Précaution utile quand on sait que le premier tour du scrutin et la période d’après ont été émaillés de violences, de contestations électorales et même de crise ouverte entre les premiers
responsables d’institutions républicaines tels le premier ministère et le Conseil national de transition (CNT) sur la date du deuxième tour. Ce qui a contribué à renvoyer aux calendes grecques ce
second tour.
2) Le deuxième round ! Blaise Compaoré ne saurait revenir de ce voyage sans avoir eu, de concert avec les acteurs politiques, à trancher ce nœud gordien qui, à lui tout seul, justifie ce
déplacement en Guinée. Serait-ce le 12 août ? Le 14 août ? Le 22 août ou carrément en septembre 2010 ? Pour des raisons objectives, on ne saurait laisser la Guinée voguer dans un timing aléatoire
relatif à ce second tour, un état de fait qui ouvrirait un boulevard à tous les travers électoraux avec des conséquences imprévisibles, surtout dans un pays où le vote ethnique demeure une donnée
rédhibitoire.
De façon subjective, le facilitateur a lui-même ses chats à fouetter en cette année 2010 finissante, en particulier il veut demeurer au palais de Kosyam pour le prochain quinquennat. D’ailleurs,
le Congrès pour la démocratie et le progrès (CDP), le parti majoritaire, s’apprête, les 7 et 8 août prochains, à le désigner comme son candidat au scrutin du 21 novembre.

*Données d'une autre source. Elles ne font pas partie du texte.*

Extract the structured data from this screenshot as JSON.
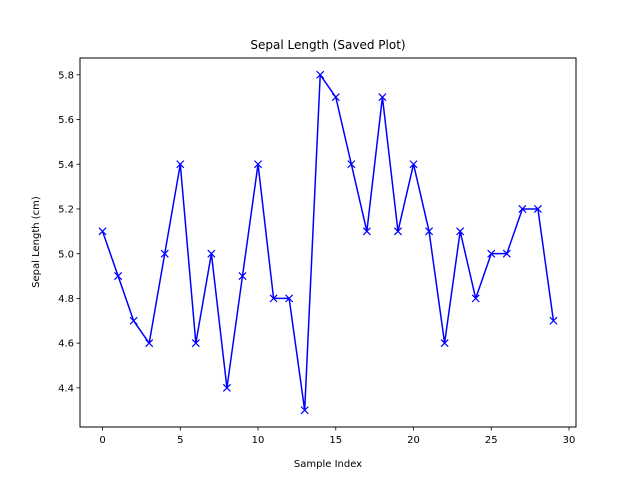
{
  "chart_data": {
    "type": "line",
    "title": "Sepal Length (Saved Plot)",
    "xlabel": "Sample Index",
    "ylabel": "Sepal Length (cm)",
    "xlim": [
      -1.45,
      30.45
    ],
    "ylim": [
      4.225,
      5.875
    ],
    "xticks": [
      0,
      5,
      10,
      15,
      20,
      25,
      30
    ],
    "yticks": [
      4.4,
      4.6,
      4.8,
      5.0,
      5.2,
      5.4,
      5.6,
      5.8
    ],
    "xtick_labels": [
      "0",
      "5",
      "10",
      "15",
      "20",
      "25",
      "30"
    ],
    "ytick_labels": [
      "4.4",
      "4.6",
      "4.8",
      "5.0",
      "5.2",
      "5.4",
      "5.6",
      "5.8"
    ],
    "grid": false,
    "marker": "x",
    "color": "#0000ff",
    "series": [
      {
        "x": [
          0,
          1,
          2,
          3,
          4,
          5,
          6,
          7,
          8,
          9,
          10,
          11,
          12,
          13,
          14,
          15,
          16,
          17,
          18,
          19,
          20,
          21,
          22,
          23,
          24,
          25,
          26,
          27,
          28,
          29
        ],
        "values": [
          5.1,
          4.9,
          4.7,
          4.6,
          5.0,
          5.4,
          4.6,
          5.0,
          4.4,
          4.9,
          5.4,
          4.8,
          4.8,
          4.3,
          5.8,
          5.7,
          5.4,
          5.1,
          5.7,
          5.1,
          5.4,
          5.1,
          4.6,
          5.1,
          4.8,
          5.0,
          5.0,
          5.2,
          5.2,
          4.7
        ]
      }
    ]
  }
}
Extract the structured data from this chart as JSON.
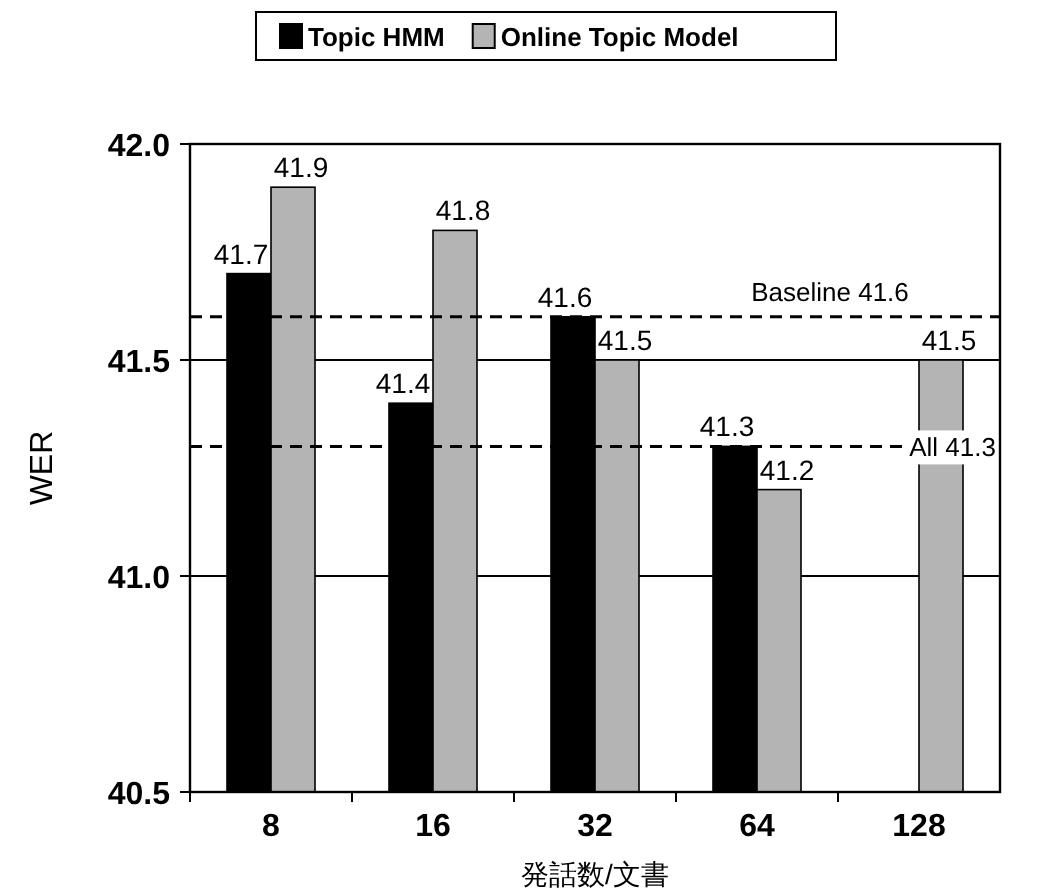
{
  "chart_data": {
    "type": "bar",
    "xlabel": "発話数/文書",
    "ylabel": "WER",
    "categories": [
      "8",
      "16",
      "32",
      "64",
      "128"
    ],
    "series": [
      {
        "name": "Topic HMM",
        "color": "#000000",
        "values": [
          41.7,
          41.4,
          41.6,
          41.3,
          null
        ]
      },
      {
        "name": "Online Topic Model",
        "color": "#b4b4b4",
        "values": [
          41.9,
          41.8,
          41.5,
          41.2,
          41.5
        ]
      }
    ],
    "ylim": [
      40.5,
      42.0
    ],
    "yticks": [
      {
        "value": 40.5,
        "label": "40.5"
      },
      {
        "value": 41.0,
        "label": "41.0"
      },
      {
        "value": 41.5,
        "label": "41.5"
      },
      {
        "value": 42.0,
        "label": "42.0"
      }
    ],
    "grid": "y",
    "legend": "top",
    "data_labels": true,
    "ref_lines": [
      {
        "axis": "y",
        "value": 41.6,
        "label": "Baseline 41.6",
        "line_style": "dashed"
      },
      {
        "axis": "y",
        "value": 41.3,
        "label": "All 41.3",
        "line_style": "dashed"
      }
    ]
  }
}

Une présidentielle qui, même si elle est une formalité pour un président sortant, laissera peu de temps pour les affaires extérieures. Il l’a signifié aux Ivoiriens. Ce qui vaut pour la Côte
d’Ivoire vaut également pour la Guinée.
Du reste, pour le pays d’Houphouët-Boigny, Blaise Compaoré retrouvera, le 7 août 2010, son homologue, Laurent Gbagbo, fêtant avec une jubilation légitime de diablotin le cinquantenaire de
l’indépendance de la Côte d’Ivoire. Il y tenait tant, Gbagbo, en attendant le 22 octobre pour la célébration de ses 10 ans à la tête du pays.